A arara-azul então respondeu: “Não sei... Talvez eu esteja sorrindo por perceber que minha vida só está seguindo o caminho que escolhi para que ela seguisse, ao tomar minhas decisões. Se agora estou voando por ares que temo e desconheço é porque escolhi sair do meu ninho-seguro, onde eu confiava em mim e nas outras aves, além de ter um Pássaro-mais-velho maravilhoso. Se enfrento problemas nos meus vôos com a arara-vermelha, é porque escolhi continuar voando assim, mesmo quando percebi que não havia mais razões para tal. É porque sou covarde e morro de medo de voar sozinha. Se meu bando mudou comigo, deve ser porque eu mudei primeiro. Porque me distanciei, me fechei... Se meus medos mudaram, talvez isso não seja tão ruim. Deve significar que amadureci e que aqueles medos anteriores não me afligem mais. Por isto estou sorrindo! Talvez eu apenas tenha aprendido a ver o mundo por um ângulo mais positivo. Ou talvez eu esteja ficando louca!”.

O cão a olhou, sorriu, e falou calmamente: “Estou orgulhoso de você, irmã. Você se tornou uma majestosa harpia-azul”.

De repente o silêncio domina a floresta. Todos os animais estão a postos, ansiosos, contentes: A Mãe Natureza chegou para, mais uma vez, lhes informar as missões a que cada um estaria destinado – ela notava nos olhos dos animais qual era seu destino. Ela não distribuía realmente as missões, ela apenas informava e orientava.

A Mãe Natureza se aproximou da harpia-azul. Olhou em seus olhos. Olhou e olhou e então sorriu.

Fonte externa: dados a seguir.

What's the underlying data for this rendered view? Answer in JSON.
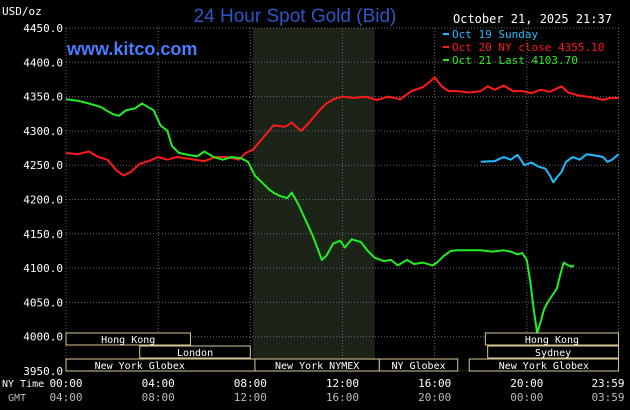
{
  "header": {
    "title": "24 Hour Spot Gold (Bid)",
    "timestamp": "October 21, 2025 21:37",
    "unit_label": "USD/oz",
    "watermark": "www.kitco.com"
  },
  "colors": {
    "background": "#000000",
    "title": "#2f55c7",
    "watermark": "#4a7cff",
    "axis_text": "#ffffff",
    "gridline": "#6a6a6a",
    "shaded_band": "#1c2318",
    "series_oct19": "#22bbff",
    "series_oct20": "#ff1a1a",
    "series_oct21": "#22ee22",
    "session_border": "#d8c79a"
  },
  "sessions": [
    {
      "label": "Hong Kong",
      "row": 1
    },
    {
      "label": "London",
      "row": 2
    },
    {
      "label": "New York Globex",
      "row": 3
    },
    {
      "label": "New York NYMEX",
      "row": 3
    },
    {
      "label": "NY Globex",
      "row": 3
    },
    {
      "label": "Hong Kong",
      "row": 1
    },
    {
      "label": "Sydney",
      "row": 2
    },
    {
      "label": "New York Globex",
      "row": 3
    }
  ],
  "footer": {
    "ny_time_label": "NY Time",
    "gmt_label": "GMT",
    "ny_ticks": [
      "00:00",
      "04:00",
      "08:00",
      "12:00",
      "16:00",
      "20:00",
      "23:59"
    ],
    "gmt_ticks": [
      "04:00",
      "08:00",
      "12:00",
      "16:00",
      "20:00",
      "00:00",
      "03:59"
    ]
  },
  "chart_data": {
    "type": "line",
    "title": "24 Hour Spot Gold (Bid)",
    "ylabel": "USD/oz",
    "xlabel": "NY Time",
    "xlim": [
      0,
      24
    ],
    "ylim": [
      3950,
      4450
    ],
    "y_ticks": [
      "4450.0",
      "4400.0",
      "4350.0",
      "4300.0",
      "4250.0",
      "4200.0",
      "4150.0",
      "4100.0",
      "4050.0",
      "4000.0",
      "3950.0"
    ],
    "grid": true,
    "legend_position": "top-right",
    "shaded_region_hours": [
      8.1,
      13.4
    ],
    "series": [
      {
        "name": "Oct 19 Sunday",
        "legend": "Oct 19 Sunday",
        "points": [
          [
            18.0,
            4255
          ],
          [
            18.6,
            4256
          ],
          [
            19.0,
            4262
          ],
          [
            19.3,
            4258
          ],
          [
            19.6,
            4265
          ],
          [
            19.9,
            4250
          ],
          [
            20.2,
            4254
          ],
          [
            20.5,
            4248
          ],
          [
            20.8,
            4245
          ],
          [
            21.0,
            4235
          ],
          [
            21.15,
            4225
          ],
          [
            21.3,
            4232
          ],
          [
            21.5,
            4240
          ],
          [
            21.7,
            4255
          ],
          [
            22.0,
            4262
          ],
          [
            22.3,
            4258
          ],
          [
            22.6,
            4266
          ],
          [
            23.0,
            4264
          ],
          [
            23.3,
            4262
          ],
          [
            23.5,
            4255
          ],
          [
            23.7,
            4258
          ],
          [
            23.98,
            4266
          ]
        ]
      },
      {
        "name": "Oct 20 NY close 4355.10",
        "legend": "Oct 20 NY close 4355.10",
        "points": [
          [
            0.0,
            4268
          ],
          [
            0.5,
            4266
          ],
          [
            1.0,
            4270
          ],
          [
            1.4,
            4262
          ],
          [
            1.8,
            4258
          ],
          [
            2.2,
            4242
          ],
          [
            2.5,
            4235
          ],
          [
            2.8,
            4240
          ],
          [
            3.2,
            4252
          ],
          [
            3.6,
            4256
          ],
          [
            4.0,
            4262
          ],
          [
            4.4,
            4258
          ],
          [
            4.8,
            4262
          ],
          [
            5.2,
            4260
          ],
          [
            5.6,
            4258
          ],
          [
            6.0,
            4256
          ],
          [
            6.5,
            4262
          ],
          [
            7.0,
            4262
          ],
          [
            7.5,
            4258
          ],
          [
            7.8,
            4268
          ],
          [
            8.1,
            4272
          ],
          [
            8.5,
            4288
          ],
          [
            9.0,
            4308
          ],
          [
            9.5,
            4306
          ],
          [
            9.8,
            4312
          ],
          [
            10.2,
            4300
          ],
          [
            10.5,
            4310
          ],
          [
            10.8,
            4322
          ],
          [
            11.0,
            4330
          ],
          [
            11.3,
            4340
          ],
          [
            11.6,
            4346
          ],
          [
            12.0,
            4350
          ],
          [
            12.5,
            4348
          ],
          [
            13.0,
            4350
          ],
          [
            13.5,
            4345
          ],
          [
            14.0,
            4350
          ],
          [
            14.5,
            4346
          ],
          [
            15.0,
            4358
          ],
          [
            15.5,
            4364
          ],
          [
            15.8,
            4372
          ],
          [
            16.0,
            4378
          ],
          [
            16.3,
            4365
          ],
          [
            16.6,
            4358
          ],
          [
            17.0,
            4358
          ],
          [
            17.5,
            4356
          ],
          [
            18.0,
            4358
          ],
          [
            18.3,
            4365
          ],
          [
            18.6,
            4360
          ],
          [
            19.0,
            4366
          ],
          [
            19.4,
            4358
          ],
          [
            19.8,
            4358
          ],
          [
            20.2,
            4355
          ],
          [
            20.6,
            4360
          ],
          [
            21.0,
            4357
          ],
          [
            21.5,
            4365
          ],
          [
            21.8,
            4356
          ],
          [
            22.2,
            4352
          ],
          [
            22.6,
            4350
          ],
          [
            23.0,
            4348
          ],
          [
            23.3,
            4345
          ],
          [
            23.6,
            4348
          ],
          [
            23.98,
            4348
          ]
        ]
      },
      {
        "name": "Oct 21 Last 4103.70",
        "legend": "Oct 21 Last 4103.70",
        "points": [
          [
            0.0,
            4346
          ],
          [
            0.5,
            4344
          ],
          [
            1.0,
            4340
          ],
          [
            1.5,
            4335
          ],
          [
            2.0,
            4325
          ],
          [
            2.3,
            4322
          ],
          [
            2.6,
            4330
          ],
          [
            3.0,
            4333
          ],
          [
            3.3,
            4340
          ],
          [
            3.5,
            4336
          ],
          [
            3.8,
            4330
          ],
          [
            4.1,
            4308
          ],
          [
            4.4,
            4300
          ],
          [
            4.6,
            4278
          ],
          [
            4.9,
            4268
          ],
          [
            5.3,
            4265
          ],
          [
            5.7,
            4263
          ],
          [
            6.0,
            4270
          ],
          [
            6.4,
            4262
          ],
          [
            6.8,
            4258
          ],
          [
            7.2,
            4262
          ],
          [
            7.6,
            4260
          ],
          [
            7.9,
            4255
          ],
          [
            8.2,
            4235
          ],
          [
            8.5,
            4225
          ],
          [
            8.8,
            4215
          ],
          [
            9.0,
            4210
          ],
          [
            9.3,
            4205
          ],
          [
            9.6,
            4202
          ],
          [
            9.8,
            4210
          ],
          [
            10.1,
            4192
          ],
          [
            10.4,
            4170
          ],
          [
            10.7,
            4148
          ],
          [
            10.9,
            4130
          ],
          [
            11.1,
            4112
          ],
          [
            11.3,
            4118
          ],
          [
            11.6,
            4136
          ],
          [
            11.9,
            4140
          ],
          [
            12.1,
            4130
          ],
          [
            12.4,
            4142
          ],
          [
            12.8,
            4138
          ],
          [
            13.1,
            4125
          ],
          [
            13.4,
            4115
          ],
          [
            13.8,
            4110
          ],
          [
            14.1,
            4112
          ],
          [
            14.4,
            4104
          ],
          [
            14.8,
            4112
          ],
          [
            15.1,
            4106
          ],
          [
            15.5,
            4108
          ],
          [
            15.9,
            4104
          ],
          [
            16.1,
            4108
          ],
          [
            16.4,
            4118
          ],
          [
            16.7,
            4125
          ],
          [
            17.0,
            4126
          ],
          [
            17.5,
            4126
          ],
          [
            18.0,
            4126
          ],
          [
            18.5,
            4124
          ],
          [
            19.0,
            4126
          ],
          [
            19.3,
            4124
          ],
          [
            19.6,
            4120
          ],
          [
            19.8,
            4122
          ],
          [
            20.0,
            4112
          ],
          [
            20.15,
            4080
          ],
          [
            20.3,
            4040
          ],
          [
            20.45,
            4005
          ],
          [
            20.6,
            4022
          ],
          [
            20.75,
            4040
          ],
          [
            20.9,
            4050
          ],
          [
            21.1,
            4060
          ],
          [
            21.3,
            4070
          ],
          [
            21.45,
            4090
          ],
          [
            21.6,
            4108
          ],
          [
            21.8,
            4104
          ],
          [
            21.95,
            4102
          ],
          [
            22.05,
            4104
          ]
        ]
      }
    ]
  }
}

Com um sorriso verdadeiramente faceiro disse: “Ora, ora... mas é claro...”. Ela olhou para trás e, com um assovio, três lindos cãezinhos se apresentaram. Olharam com curiosidade para a harpia-azul, pois nunca tinham visto um cão assim.

A harpia-azul, mesmo tendo sempre muito respeito pela solenidade do evento, olhou para o cão de modo a se fazer entender que aquilo demonstrava o sentido mais que perfeito das coisas. Ela sente novamente que há lugar para ela no mundo. O cão sorriu e aquela que um dia foi um delicado passarinho sonhador, que se tornara uma linda arara-azul, era agora uma harpia com a bela missão de ser, para aqueles cachorrinhos, o Cão-mais-velho.


B.C. *coautoria de Ana Carolina Santos

* CAPÍTULO I DE PÁSSAROS QUE LATEM: Uma estranha união

3 comentários:

  1. A arara-azul tem muita sorte de ter um pássaro-mais-velho tão brother!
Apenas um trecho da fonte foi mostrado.